This could have been avoided with a currency system. :(
(By the way, I also bought a bunch of food which didn't show up in my inventory. There's something wrong with the current IOU system.)
My rampage ended with stumbling upon an army gathered in the town hall, where I was savagely ripped to pieces.
I am forever remembered as Kado Growermirrored the Violent Devourer of Seizing.
[ November 01, 2007: Message edited by: Kintak ]
Still, you should be able to steal things without suffering from side-effects besides for being a wanted man. If it's too easy, maybe there should be more guards. If the consequences still aren't enough, maybe towns should hold communications with each other so if you're wanted in a certain town, you might also become wanted in another certain town.
In fact, speaking of that, it would be cool if there was a public wanted list and you could hunt down criminals if you so chose.
[ November 01, 2007: Message edited by: Kintak ]
quote:
When you buy something, it becomes yours. You just have to pick it up (at least in the previous version you did, so I assume it's still the same). So that armor you bought shouldn't just show up in your inventory. It should be on a table in the shop, most likely.
Alas, my poor human maceman inadvertently became an outlaw because of the confusing merchant system. I had bought an iron helm from a merchant, and went over to pick it up... but there were two, and apparently I picked up the wrong one. Guards instantly began to treat me as hostile.
Frustratingly enough, even after I killed every single human in the entire town, I still couldn't travel :(
quote:
Originally posted by Havlock:
<STRONG>Items and buildings that are owned by others have the character used for coinage (monies) on the front and back of their names.</STRONG>
What is one unit of DF currency called, and how much is the equivalent of one U.S. dollar?
The whole buying-selling process isn't very realistic at all, though.
I'm willing to bet the last time you went shopping you weren't cut to peices the moment you picked up a shop item you hadn't already bought. :P
If you *did* pick up something that wasn't yours, you'd only be apprehended if caught putting it in your bag or leaving the shop without paying for it- and at most you'd be told to give it back, or maybe grabbed forcefully if you did a runner.
Maybe dwarf fortress should take a leaf out of Oblivion's book in this case- with guards stopping you and giving you the choice to return the goods or put up a fight (if you were known to be a bit of a baddun, or if your two nations were at war (looking forward to the armies arc), they might give you less of a chance!).
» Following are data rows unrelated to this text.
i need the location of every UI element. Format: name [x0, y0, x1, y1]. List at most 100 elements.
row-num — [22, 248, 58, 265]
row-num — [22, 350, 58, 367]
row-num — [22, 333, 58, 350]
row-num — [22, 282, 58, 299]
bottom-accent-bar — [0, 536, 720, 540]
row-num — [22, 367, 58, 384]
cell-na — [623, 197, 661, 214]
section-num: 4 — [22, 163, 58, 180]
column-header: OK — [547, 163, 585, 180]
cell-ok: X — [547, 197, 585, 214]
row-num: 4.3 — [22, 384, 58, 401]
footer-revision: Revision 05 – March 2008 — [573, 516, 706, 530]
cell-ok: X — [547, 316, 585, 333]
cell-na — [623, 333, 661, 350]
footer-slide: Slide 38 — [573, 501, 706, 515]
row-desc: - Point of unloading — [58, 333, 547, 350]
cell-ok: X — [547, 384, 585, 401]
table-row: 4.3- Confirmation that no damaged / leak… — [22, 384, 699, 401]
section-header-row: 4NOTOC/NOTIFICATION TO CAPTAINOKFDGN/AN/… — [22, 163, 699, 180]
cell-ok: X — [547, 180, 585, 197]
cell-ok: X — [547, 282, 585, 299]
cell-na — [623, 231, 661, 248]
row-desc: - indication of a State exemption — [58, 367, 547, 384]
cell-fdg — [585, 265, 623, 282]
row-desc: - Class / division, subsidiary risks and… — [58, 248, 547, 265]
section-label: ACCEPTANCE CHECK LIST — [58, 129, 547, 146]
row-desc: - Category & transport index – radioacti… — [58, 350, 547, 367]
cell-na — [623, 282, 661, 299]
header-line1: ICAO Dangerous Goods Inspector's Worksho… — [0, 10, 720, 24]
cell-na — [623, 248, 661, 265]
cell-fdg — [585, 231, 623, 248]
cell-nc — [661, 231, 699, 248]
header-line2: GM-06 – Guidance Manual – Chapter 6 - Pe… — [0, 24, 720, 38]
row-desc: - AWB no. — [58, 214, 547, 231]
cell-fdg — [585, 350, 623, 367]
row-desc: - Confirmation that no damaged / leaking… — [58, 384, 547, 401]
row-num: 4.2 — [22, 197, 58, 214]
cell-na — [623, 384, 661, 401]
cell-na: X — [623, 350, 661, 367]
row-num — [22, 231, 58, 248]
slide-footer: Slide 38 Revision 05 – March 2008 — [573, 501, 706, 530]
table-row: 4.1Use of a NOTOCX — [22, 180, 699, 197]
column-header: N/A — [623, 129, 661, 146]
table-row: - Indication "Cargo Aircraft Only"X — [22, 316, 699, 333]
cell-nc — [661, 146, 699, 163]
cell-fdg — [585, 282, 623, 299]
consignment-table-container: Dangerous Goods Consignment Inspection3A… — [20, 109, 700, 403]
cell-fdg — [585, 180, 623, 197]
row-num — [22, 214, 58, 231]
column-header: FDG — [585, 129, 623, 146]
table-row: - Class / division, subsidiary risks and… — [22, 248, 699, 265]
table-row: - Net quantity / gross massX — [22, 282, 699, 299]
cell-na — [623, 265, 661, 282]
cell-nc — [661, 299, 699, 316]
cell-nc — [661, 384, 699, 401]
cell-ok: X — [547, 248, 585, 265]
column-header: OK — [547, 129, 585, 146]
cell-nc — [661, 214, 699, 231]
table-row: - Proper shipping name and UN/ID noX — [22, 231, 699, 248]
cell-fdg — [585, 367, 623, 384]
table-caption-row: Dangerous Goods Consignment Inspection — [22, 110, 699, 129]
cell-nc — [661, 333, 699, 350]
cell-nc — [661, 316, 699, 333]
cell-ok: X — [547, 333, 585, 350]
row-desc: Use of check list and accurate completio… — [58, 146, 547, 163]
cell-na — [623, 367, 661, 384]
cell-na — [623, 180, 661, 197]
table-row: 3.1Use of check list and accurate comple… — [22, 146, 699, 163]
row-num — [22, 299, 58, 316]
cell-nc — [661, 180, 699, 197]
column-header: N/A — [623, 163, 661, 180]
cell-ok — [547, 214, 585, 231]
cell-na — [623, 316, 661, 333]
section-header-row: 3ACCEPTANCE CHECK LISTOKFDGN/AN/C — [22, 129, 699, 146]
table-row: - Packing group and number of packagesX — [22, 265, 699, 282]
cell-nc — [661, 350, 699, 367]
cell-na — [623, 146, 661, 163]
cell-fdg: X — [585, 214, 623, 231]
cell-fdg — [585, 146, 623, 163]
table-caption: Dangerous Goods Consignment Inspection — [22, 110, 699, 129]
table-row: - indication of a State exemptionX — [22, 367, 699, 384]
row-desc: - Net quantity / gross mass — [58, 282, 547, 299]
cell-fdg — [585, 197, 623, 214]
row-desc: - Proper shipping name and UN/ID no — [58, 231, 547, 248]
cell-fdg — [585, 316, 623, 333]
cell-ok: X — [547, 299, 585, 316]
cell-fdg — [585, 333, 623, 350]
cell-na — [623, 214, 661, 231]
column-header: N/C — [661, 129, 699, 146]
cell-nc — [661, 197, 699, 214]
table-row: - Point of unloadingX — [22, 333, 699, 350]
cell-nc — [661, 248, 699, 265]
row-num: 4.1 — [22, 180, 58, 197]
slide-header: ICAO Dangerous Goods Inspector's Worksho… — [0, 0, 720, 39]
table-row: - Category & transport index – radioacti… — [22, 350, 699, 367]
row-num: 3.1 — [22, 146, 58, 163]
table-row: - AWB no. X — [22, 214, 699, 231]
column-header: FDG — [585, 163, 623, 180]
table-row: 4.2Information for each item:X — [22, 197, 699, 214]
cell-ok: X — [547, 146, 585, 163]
I know that, obviously, merchants in DF are more like most computer game merchants- aping some kind of hypothetical medieval street stall-cum-pawn broker who sells things *and* buys useless random junk (I've tried flogging stuff to the lady behind the counter at my local newsagents; she's not having any of it), but it still strikes me a little odd that when they give you money you have to go over to their safe and pick the cash up yourself. The lady at the newsagents started screaming when I tried to get my change out of the till. :(
It's even stranger that, in all these backwater rural towns, they have armed guards ready to cut your head off at the slightest mistake- yet the villagers constantly put you in incredibly precarious positions where so much as putting a foot down in the wrong direction is a death sentence. Maybe that's the *real* economy in the dwarf fortress universe? Luring tourists into their towns, framing them for some kind of petty, made up crime, then murdering them and stealing all their worldly possessions. A very dwarven take on tourism!
(Yeah, I know all these systems are such because Toady's only had time to put in a basic prototype before rushing off to do something else, but that doesn't mean I can't grumpily complain about it. :P)
So, I eventually ended up doing a rather good black knight impression with my last breath. No limbs left, so I "pushed" the piker in the leg. And then I lost my head.
Couldn't see a thing though, the entire house was absolutely choked with smoke from the burning food barrel. I don't see how the pikeman could breathe in all that...
Reminds me of the time I wandered inside a swordsman's room while he was eating his fish supper and I stood on his table, grabbed the dish, and ate it. Then walked back out. A pity there's no alcohol in the world outside of your fortress though.